Ask for one participant, when they feel ready, to come forward and begin miming an activity in a location that is public and could fit in the playing area (ex: a gym, a bar, a beach etc).
Once a bit of time has gone by someone else should add a new activity. The players should not interact but coexist in the space. Each person should eventually join the scene, never speaking and all coexisting independently.
Once a player begins an activity they continue to repeat it until the exercise is over. As new players enter the location their mimed activity should not change.
It is okay to copy a previous player's activity if a participant cannot think of a new one for the selected environment.
Warn participants to give each new move equal time before adding a new move. In this way, each move can be absorbed and focused on by the group. Though it may seem less important to pay attention once it becomes clear where the location is, note against this instinct.
Run the exercise at least twice.
Point out that the first and even second moves are often not enough to define a location. ( EX: Someone who starts by pulling a lever may be working in a factory, drawing a beer at a bar, or playing the slots. A second contribution of someone reading what might be a newspaper or magazine doesn't offer much additional clarification. A third contribution of someone dealing cards solidifies the location.)
Sometimes someone will make an addition that seems out of place. Extra praise should be provided for teams that can incorporate such moves into the overall tableau.
EX: A developing baseball game's fourth move features someone placing a catcher behind a pitcher. A wise group can make sense of this by adding a catcher behind every position on the field, creating a very risk-averse game of baseball.
Environment Charades is a fun, nonverbal game that underlines the importance of patience, staying in the moment and collaboration. Often featured in workshops focused on:
Staying In The Moment
Number of Participants:
Minimum: 4 participants / Maximum: 16 participants
(Larger classes of 10-24 should be split into halves or thirds that take turns running this exercise)
Minimum: 10 minutes / Maximum: 25 minutes
You might try the below adjustments when leading this exercise:
Play music during the exercise
Take control of who enters the location and when by establishing that you will point at players when it is time for them to enter.
Ask players to make sense of the space. That is, often this exercise will lead to players engaged in complementary activity juxtaposed in a way that doesn't make sense. (EX: If you're in a gym, all people on treadmills should be in the same smaller section of the playing space and facing the same direction. People at the front desk should similarly be in the same area and have a sense of where desks, counters, and front desk items are.)
Give players a secret that will affect how they mime their activity when they enter. (EX: You're very itchy. Or, you're a spy.) This can be done by either whispering their secret in their ear or handing them their secret on a slip of paper before the exercise begins. At the exercise's conclusion, ask participants not only where they are, but also if they can guess each other's secrets.
Instructor Talking Points
By listening and paying close attention to each participant's contribution, we create strong team dynamics and a sense of equal respect and support.
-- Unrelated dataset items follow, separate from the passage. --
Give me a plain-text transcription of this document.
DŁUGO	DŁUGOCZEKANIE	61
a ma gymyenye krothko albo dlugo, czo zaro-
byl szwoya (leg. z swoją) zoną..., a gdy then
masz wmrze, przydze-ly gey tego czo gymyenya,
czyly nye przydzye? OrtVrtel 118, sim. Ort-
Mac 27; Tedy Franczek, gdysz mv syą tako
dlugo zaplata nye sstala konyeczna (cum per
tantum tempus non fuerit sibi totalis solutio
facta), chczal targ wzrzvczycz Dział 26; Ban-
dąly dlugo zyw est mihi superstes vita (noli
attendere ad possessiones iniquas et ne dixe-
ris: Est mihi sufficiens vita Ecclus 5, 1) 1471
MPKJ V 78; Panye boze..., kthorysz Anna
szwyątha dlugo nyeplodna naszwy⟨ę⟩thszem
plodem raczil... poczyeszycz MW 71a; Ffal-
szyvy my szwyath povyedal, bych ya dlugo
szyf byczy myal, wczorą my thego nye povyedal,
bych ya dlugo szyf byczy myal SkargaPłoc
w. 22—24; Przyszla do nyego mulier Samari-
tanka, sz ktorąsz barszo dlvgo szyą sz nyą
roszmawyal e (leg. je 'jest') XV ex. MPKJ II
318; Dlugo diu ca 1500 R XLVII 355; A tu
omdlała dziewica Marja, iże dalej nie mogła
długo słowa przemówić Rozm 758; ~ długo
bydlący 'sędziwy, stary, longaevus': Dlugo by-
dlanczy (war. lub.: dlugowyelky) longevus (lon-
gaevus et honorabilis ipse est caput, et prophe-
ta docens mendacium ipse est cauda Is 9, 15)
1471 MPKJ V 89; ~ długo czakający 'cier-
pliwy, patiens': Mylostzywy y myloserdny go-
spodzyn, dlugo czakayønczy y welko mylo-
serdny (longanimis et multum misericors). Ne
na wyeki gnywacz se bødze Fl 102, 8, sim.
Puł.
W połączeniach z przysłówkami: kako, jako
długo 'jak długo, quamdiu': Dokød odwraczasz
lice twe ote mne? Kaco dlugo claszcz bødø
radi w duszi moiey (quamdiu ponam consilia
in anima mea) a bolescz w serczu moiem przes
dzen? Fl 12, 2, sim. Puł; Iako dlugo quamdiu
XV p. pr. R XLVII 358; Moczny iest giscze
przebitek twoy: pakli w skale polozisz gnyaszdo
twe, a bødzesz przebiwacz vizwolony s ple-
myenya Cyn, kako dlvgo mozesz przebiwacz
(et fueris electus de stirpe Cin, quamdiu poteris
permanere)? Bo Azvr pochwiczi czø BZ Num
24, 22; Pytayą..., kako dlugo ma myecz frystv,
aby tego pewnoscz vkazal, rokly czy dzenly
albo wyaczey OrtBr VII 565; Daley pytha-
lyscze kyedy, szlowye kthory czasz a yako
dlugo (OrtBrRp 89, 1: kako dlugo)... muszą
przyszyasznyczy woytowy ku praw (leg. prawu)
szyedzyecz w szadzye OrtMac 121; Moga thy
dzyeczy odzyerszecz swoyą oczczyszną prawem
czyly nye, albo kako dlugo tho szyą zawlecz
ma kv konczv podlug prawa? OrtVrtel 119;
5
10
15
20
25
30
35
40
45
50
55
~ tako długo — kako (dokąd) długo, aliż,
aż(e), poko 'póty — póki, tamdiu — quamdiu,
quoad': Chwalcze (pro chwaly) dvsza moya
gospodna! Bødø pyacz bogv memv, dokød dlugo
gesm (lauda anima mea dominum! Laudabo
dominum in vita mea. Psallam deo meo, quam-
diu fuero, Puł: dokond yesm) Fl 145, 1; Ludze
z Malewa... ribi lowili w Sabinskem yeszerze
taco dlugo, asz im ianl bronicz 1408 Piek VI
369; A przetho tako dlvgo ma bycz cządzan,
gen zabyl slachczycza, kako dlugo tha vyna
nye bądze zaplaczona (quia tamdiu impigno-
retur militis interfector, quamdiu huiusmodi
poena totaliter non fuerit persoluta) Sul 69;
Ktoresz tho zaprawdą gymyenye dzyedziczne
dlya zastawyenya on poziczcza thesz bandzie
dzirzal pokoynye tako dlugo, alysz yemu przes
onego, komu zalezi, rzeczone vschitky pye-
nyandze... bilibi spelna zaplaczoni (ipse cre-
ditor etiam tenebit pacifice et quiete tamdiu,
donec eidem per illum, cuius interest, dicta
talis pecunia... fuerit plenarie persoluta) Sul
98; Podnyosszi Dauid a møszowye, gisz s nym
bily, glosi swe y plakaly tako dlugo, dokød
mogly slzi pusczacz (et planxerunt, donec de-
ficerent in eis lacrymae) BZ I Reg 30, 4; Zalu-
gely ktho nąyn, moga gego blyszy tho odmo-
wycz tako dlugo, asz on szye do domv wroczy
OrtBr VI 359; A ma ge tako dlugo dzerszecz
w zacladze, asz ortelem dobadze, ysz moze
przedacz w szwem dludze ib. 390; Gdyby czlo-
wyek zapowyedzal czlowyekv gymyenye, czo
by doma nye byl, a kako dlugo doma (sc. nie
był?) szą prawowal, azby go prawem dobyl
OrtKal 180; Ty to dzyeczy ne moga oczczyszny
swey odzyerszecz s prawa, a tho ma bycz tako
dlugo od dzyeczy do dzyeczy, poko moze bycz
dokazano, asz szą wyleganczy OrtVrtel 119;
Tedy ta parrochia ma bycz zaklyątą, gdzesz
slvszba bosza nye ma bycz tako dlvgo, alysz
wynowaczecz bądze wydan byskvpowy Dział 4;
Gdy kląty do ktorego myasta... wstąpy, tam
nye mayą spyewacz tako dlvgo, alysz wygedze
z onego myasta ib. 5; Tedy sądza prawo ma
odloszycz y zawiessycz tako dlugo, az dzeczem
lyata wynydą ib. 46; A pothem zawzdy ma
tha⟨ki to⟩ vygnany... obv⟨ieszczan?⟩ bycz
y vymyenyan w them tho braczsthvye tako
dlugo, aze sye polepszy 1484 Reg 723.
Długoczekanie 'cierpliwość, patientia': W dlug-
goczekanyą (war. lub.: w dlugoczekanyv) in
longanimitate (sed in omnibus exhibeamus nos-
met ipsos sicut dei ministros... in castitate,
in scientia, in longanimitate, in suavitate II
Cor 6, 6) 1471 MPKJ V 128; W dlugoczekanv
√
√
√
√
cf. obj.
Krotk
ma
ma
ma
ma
Moves made in alignment with those that came first further the sense of team.
It can be difficult to truly pay attention to a teammate's contribution when we think we fully understand what is happening and what is likely to come next. That's why we are more likely to pay less attention to contributions made towards the end of this exercise. But if we do rush, what do we miss? (If you can, offer an example or two here of nuance from contributions that may have been overlooked.)
Clarity is a gift to others. A strong first move (such as lifting weights or grilling on a barbecue) make subsequent moves much easier. Alternatively, generic or unspecific contributions (such as writing in a book or tying up the laces on a shoe) create uncertainty and confusion for those who seek to build on your work.
Applied Mantra: Share Your Hidden Answers
Rather than looking to promote your own ideas by knocking down the ideas of others, try building on top of other's ideas in order to reach a place of agreement. This works in sales just as well as it works in collaboration. Try overcoming objections through agreement rather than conflict.
Applied Mantra: Yes And...
We want to be paying very close attention to each contribution. Just because we think we know what is happening, we can never be sure when someone will add something surprising. For this reason, we must pay close attention to every new addition in order to be ready to adjust to it and then fold it into our tableau/narrative.